Many other nasty little techniques have been exploited by commercial webmasters and eventually countered by search engines. However, these drastic countermeasures employed by search engines collaterally penalise Web pages that use the same coding techniques for perfectly genuine purposes.
This is why it is now so difficult to find specific non-commercial information on the Worldwide Web. So, what is the solution?
Probably the majority of pages on the Web do not include Keyword Meta-Tags. Search engines must always therefore default to extracting keywords from text for such pages. In fact the major search engines need to - and probably will continue to - confine themselves to this method Cruden used for the Bible way back in 1737. I think the only way to enable people to find specific non-commercial information on the Worldwide Web is for custodians of specific information to semantically index their web pages and provide their own search engines which use manually-built semantic indexes instead of indexes abstracted from the content text. I have included a semantically indexed search engine applet on this web site.
In the case of my search, I want to find specific clauses within specific laws that provide the answer to my question. The government web site www.planalto.gov.br hosts the laws of Brazil. Looking in the source code of some of these pages I found no Keyword Metatags. Consequently, search engines can only build indexes of these laws by abstracting significantly large words within their texts. This explains why I have not been able to find what I am looking for.
In my opinion, under present technology, it is fundamentally impossible for any automated device to make semantic judgements or associations. Consequently, to make the law really accessible, www.planalto.gov.br/ would have to form a team of legal professionals, schooled in the art of semantic indexing, to semantically index each web page containing a law. This is no small task. However, I think that the cost-benefit to the country in providing fast accurate targeting of applicable law would be tremendous in terms of time saved by lawyers and judicial functionaries throughout the whole country in preparing cases and formulating agreements. I suggest that this would be a very worthwhile project to help speed the economic development of Brazil.

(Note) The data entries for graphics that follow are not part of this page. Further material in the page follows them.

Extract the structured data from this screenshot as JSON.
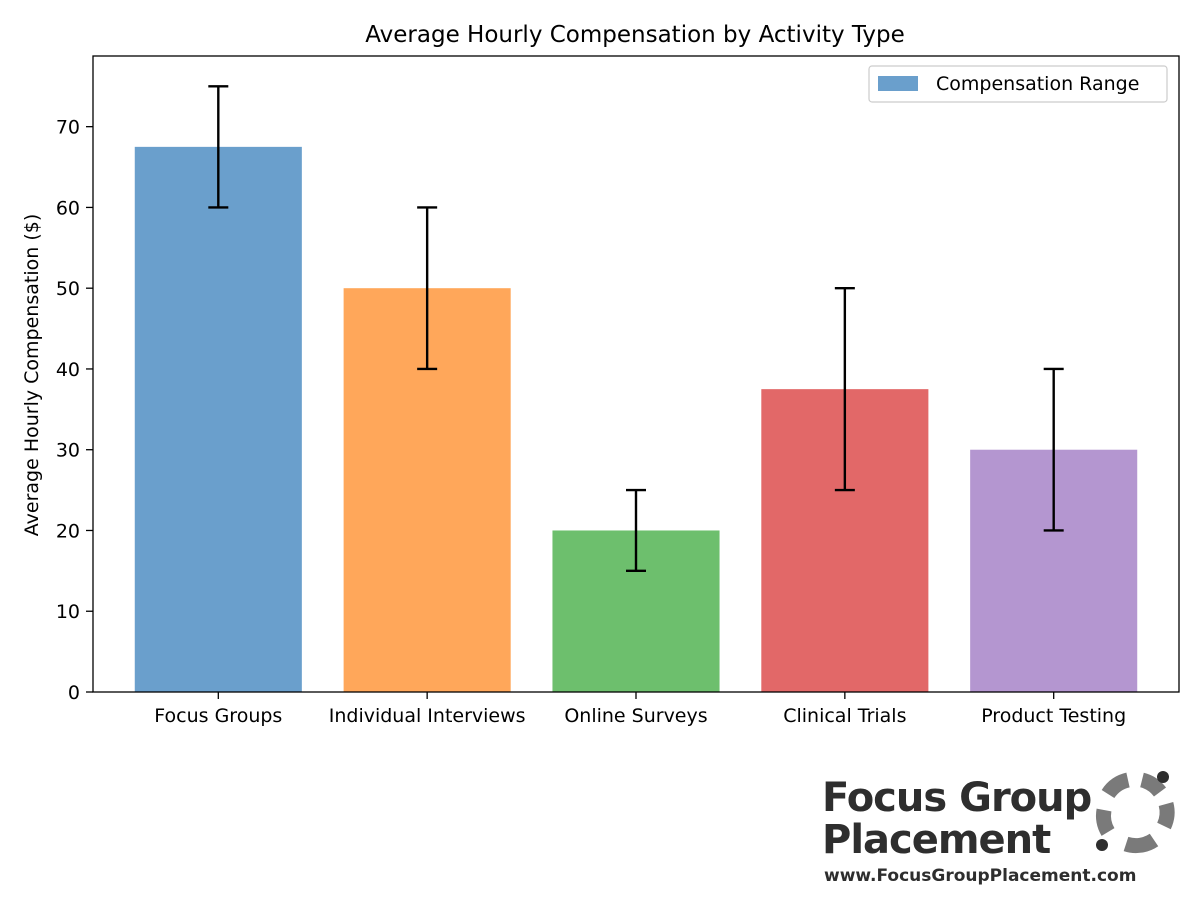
{
  "chart_data": {
    "type": "bar",
    "title": "Average Hourly Compensation by Activity Type",
    "xlabel": "",
    "ylabel": "Average Hourly Compensation ($)",
    "categories": [
      "Focus Groups",
      "Individual Interviews",
      "Online Surveys",
      "Clinical Trials",
      "Product Testing"
    ],
    "values": [
      67.5,
      50,
      20,
      37.5,
      30
    ],
    "ranges": [
      [
        60,
        75
      ],
      [
        40,
        60
      ],
      [
        15,
        25
      ],
      [
        25,
        50
      ],
      [
        20,
        40
      ]
    ],
    "colors": [
      "#6a9fcc",
      "#ffa75a",
      "#6dbf6d",
      "#e26868",
      "#b496d0"
    ],
    "yticks": [
      0,
      10,
      20,
      30,
      40,
      50,
      60,
      70
    ],
    "ylim": [
      0,
      78.75
    ],
    "legend": {
      "label": "Compensation Range",
      "position": "top-right",
      "color": "#6a9fcc"
    },
    "grid": false
  },
  "branding": {
    "line1": "Focus Group",
    "line2": "Placement",
    "url": "www.FocusGroupPlacement.com"
  }
}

In the case of my own website, I have long since given up trying to engineer some means by which such search engines as Google could be persuaded to index it. Instead, I have created PDF versions of many of my major pages. I have renamed each page with a filename comprising very well-chosen keywords joined by underscore characters. I have placed all these PDF files in a directory called "uploads". I have then pointed my FTP, aMule and gtk-gnutella servers and my Kademlia searcher to this directory as a permanent source of uploadable files. I have also placed them as both PDF files and “freesites” within FreeNet.

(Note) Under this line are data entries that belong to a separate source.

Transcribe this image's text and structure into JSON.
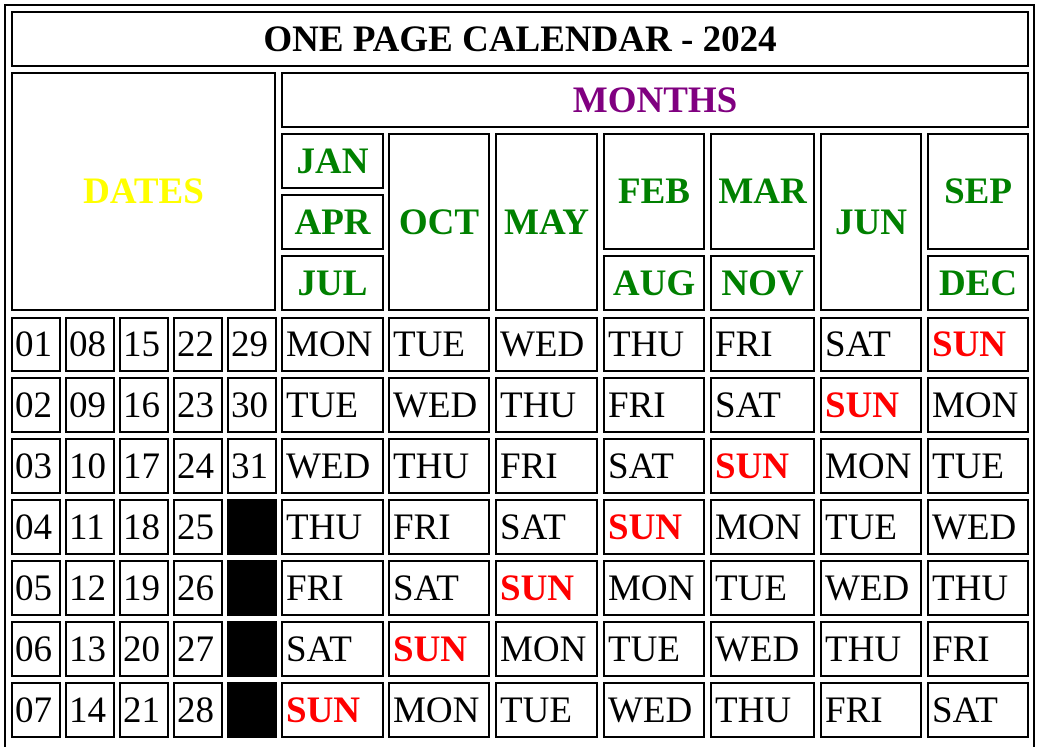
{
  "title": "ONE PAGE CALENDAR - 2024",
  "dates_label": "DATES",
  "months_label": "MONTHS",
  "colors": {
    "dates_label": "#ffff00",
    "months_label": "#800080",
    "month_name": "#008000",
    "sunday": "#ff0000",
    "text": "#000000"
  },
  "month_columns": [
    [
      {
        "label": "JAN",
        "slot": 0
      },
      {
        "label": "APR",
        "slot": 1
      },
      {
        "label": "JUL",
        "slot": 2
      }
    ],
    [
      {
        "label": "OCT",
        "slot": "all"
      }
    ],
    [
      {
        "label": "MAY",
        "slot": "all"
      }
    ],
    [
      {
        "label": "FEB",
        "slot": "top2"
      },
      {
        "label": "AUG",
        "slot": 2
      }
    ],
    [
      {
        "label": "MAR",
        "slot": "top2"
      },
      {
        "label": "NOV",
        "slot": 2
      }
    ],
    [
      {
        "label": "JUN",
        "slot": "all"
      }
    ],
    [
      {
        "label": "SEP",
        "slot": "top2"
      },
      {
        "label": "DEC",
        "slot": 2
      }
    ]
  ],
  "date_rows": [
    [
      "01",
      "08",
      "15",
      "22",
      "29"
    ],
    [
      "02",
      "09",
      "16",
      "23",
      "30"
    ],
    [
      "03",
      "10",
      "17",
      "24",
      "31"
    ],
    [
      "04",
      "11",
      "18",
      "25",
      ""
    ],
    [
      "05",
      "12",
      "19",
      "26",
      ""
    ],
    [
      "06",
      "13",
      "20",
      "27",
      ""
    ],
    [
      "07",
      "14",
      "21",
      "28",
      ""
    ]
  ],
  "day_rows": [
    [
      "MON",
      "TUE",
      "WED",
      "THU",
      "FRI",
      "SAT",
      "SUN"
    ],
    [
      "TUE",
      "WED",
      "THU",
      "FRI",
      "SAT",
      "SUN",
      "MON"
    ],
    [
      "WED",
      "THU",
      "FRI",
      "SAT",
      "SUN",
      "MON",
      "TUE"
    ],
    [
      "THU",
      "FRI",
      "SAT",
      "SUN",
      "MON",
      "TUE",
      "WED"
    ],
    [
      "FRI",
      "SAT",
      "SUN",
      "MON",
      "TUE",
      "WED",
      "THU"
    ],
    [
      "SAT",
      "SUN",
      "MON",
      "TUE",
      "WED",
      "THU",
      "FRI"
    ],
    [
      "SUN",
      "MON",
      "TUE",
      "WED",
      "THU",
      "FRI",
      "SAT"
    ]
  ]
}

This way, my major web pages get indexed in the distributed hash tables of various non-web networks. The secret, however, is that in each PDF file are links that refer back to the relevant pages on my website. A person who chooses to download such a file can thereby find, and gain access to, the proper web-version of the page. I have also incorporated these key web pages into Webrings. Between them, these alternative methods have once again made my website visible to the world.